Plenty of books involve military situations, or if they don’t directly involve war and armed conflict, they feature characters who are veterans of conflict. Now there are lots of things you can do to try to get a feel for the experience of the character. You can go to a gun range so you can hear the report and smell the burnt powder and feel the recoil. You can know what it’s like to look through the back sight and line up on a target. You can try fencing or Kendo or HEMA style sword fighting if that fits your era, or any martial art to experience some level of trying to hit a guy who is trying not to be hit and hitting you back. You can play paint ball, and experience the thrill of hyperviolent hide and seek in the woods. You can do archery. You can go to re-enactments and museums. You can go camping so you can say you slept in a tent one time.
But these things miss a big part of the infantry experience. Mostly because these things are fun. There isn’t really a place that lets you experience the boring, terrifying, uncomfortable slog of the footsoldier, unless you are willing to sign four years of your life away.
With just a few simple steps, you can, in the privacy of your own neighborhood, get the full grunt experience.
How, you ask?
Well, here are six easy steps.
1. Wait until the weather is lousy.
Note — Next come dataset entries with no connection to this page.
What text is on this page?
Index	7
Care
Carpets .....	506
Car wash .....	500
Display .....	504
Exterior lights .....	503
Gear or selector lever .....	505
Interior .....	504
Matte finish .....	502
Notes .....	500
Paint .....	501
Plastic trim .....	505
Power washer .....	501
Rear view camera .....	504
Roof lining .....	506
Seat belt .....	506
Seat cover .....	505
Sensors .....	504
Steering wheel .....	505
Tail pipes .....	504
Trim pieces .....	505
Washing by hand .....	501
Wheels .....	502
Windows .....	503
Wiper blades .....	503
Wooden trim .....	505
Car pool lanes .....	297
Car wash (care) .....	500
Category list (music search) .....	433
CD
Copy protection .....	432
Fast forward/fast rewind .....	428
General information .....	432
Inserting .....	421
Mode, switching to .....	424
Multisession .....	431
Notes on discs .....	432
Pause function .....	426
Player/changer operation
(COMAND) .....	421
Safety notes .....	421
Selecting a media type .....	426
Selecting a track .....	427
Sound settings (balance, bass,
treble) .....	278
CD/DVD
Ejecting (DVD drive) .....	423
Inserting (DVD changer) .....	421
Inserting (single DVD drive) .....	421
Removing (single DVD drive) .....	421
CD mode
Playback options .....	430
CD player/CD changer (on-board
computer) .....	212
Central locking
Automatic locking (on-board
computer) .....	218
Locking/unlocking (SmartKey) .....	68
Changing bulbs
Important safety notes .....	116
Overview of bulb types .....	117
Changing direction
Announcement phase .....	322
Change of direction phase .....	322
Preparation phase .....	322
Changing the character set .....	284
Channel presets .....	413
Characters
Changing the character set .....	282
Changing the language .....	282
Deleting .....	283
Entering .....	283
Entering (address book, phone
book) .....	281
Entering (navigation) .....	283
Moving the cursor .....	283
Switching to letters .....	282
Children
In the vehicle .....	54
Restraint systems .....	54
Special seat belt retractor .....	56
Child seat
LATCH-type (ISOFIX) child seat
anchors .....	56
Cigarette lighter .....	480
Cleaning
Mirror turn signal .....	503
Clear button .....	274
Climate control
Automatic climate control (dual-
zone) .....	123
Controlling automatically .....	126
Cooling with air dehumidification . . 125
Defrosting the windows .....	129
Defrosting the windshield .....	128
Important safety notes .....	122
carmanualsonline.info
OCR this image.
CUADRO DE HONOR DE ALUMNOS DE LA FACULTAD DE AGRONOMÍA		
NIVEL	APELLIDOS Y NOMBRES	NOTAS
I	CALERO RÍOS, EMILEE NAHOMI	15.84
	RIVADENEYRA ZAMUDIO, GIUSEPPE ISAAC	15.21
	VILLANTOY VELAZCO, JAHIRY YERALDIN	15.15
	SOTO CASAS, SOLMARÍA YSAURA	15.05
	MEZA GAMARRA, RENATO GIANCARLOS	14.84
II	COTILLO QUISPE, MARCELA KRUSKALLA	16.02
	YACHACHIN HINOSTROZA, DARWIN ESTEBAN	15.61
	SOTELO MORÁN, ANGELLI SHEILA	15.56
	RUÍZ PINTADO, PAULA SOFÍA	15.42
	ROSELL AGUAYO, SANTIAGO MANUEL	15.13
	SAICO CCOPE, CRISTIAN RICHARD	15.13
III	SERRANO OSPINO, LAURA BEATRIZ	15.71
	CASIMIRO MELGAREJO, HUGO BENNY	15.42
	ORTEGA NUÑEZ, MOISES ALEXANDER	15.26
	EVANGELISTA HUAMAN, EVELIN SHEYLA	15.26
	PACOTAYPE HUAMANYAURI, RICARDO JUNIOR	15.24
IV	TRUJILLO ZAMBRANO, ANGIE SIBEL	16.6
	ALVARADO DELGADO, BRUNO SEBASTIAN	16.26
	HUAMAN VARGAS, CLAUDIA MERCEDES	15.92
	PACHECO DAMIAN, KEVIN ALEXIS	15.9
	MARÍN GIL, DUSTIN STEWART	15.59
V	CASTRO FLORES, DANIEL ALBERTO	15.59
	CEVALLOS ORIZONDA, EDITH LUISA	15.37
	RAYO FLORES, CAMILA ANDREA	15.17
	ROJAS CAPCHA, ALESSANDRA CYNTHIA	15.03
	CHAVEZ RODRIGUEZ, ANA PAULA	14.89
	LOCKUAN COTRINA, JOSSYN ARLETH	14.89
This will depend on where you live. If you live in Florida, pick August. If you live in the northeast, wait for a rainy, chilly, raw day in– well, here in New Hampshire that can happen in like any one of ten months, but you get the idea. Maybe not January in Dakota because you will die and then you won’t finish your book.
2. Fill a backpack with stuff. Doesn’t really matter what, so long as it makes you grunt to lift it. Get some heavy boots. Cheap ones. Not L L Bean boots with gel inserts. Just work boots from Walmart. And a shovel. You will need a shovel. You’ll use it in Step 4, and the weight will help simulate a weapon, in case the local police aren’t too keen on you hiking the neighborhood with a real weapon.
3. Put on your pack, shoulder your shovel and take a long walk in the rain/sleet/snow/blazing sun. Like a really long walk. Now, you don’t need to actually simulate SEAL training, since plenty of us are too old and out of shape for that today, but it should be hard and miserable for you. Walk until you are breathing hard and your shirt is soaked through with sweat and your shoulders are chaffed from the packstraps and your feet have blisters and the boots feel like they are two surly toddlers clinging to your ankles trying to hold you back. Then turn around and march back to your house.
4. Dig a hole in the backyard. It should be deep enough that you can stand in it and just see over the lip.
5. Spend the weekend sleeping in the hole, eating bad food. MREs are perfect if you can get them, but they’re expensive, so cold Spaghettios or Dinty Moore Beef Stew are a good substitute for mid 20th Century C rations. If you want to go old school you need some biscuits so stale that you are worried that your teeth will break before the biscuit.
6. This is the most vital step. Find the sneakiest, most evil kid in the neighborhood. The one you are pretty sure will wind up in jail or a Republican Senate primary when he grows up. Promise him $50 if he can sneak into your yard and hit you with your shovel.
After spending a weekend filthy, sweating, freezing, wet, sore, tired, blistered, bored and exhausted, but too scared to sleep because some vicious little bastard is waiting in the dark to brain you with a shovel, you will have all the perspective you need to write any grunt from one of Caesar’s Legionnaires to Imperial Stormtroopers.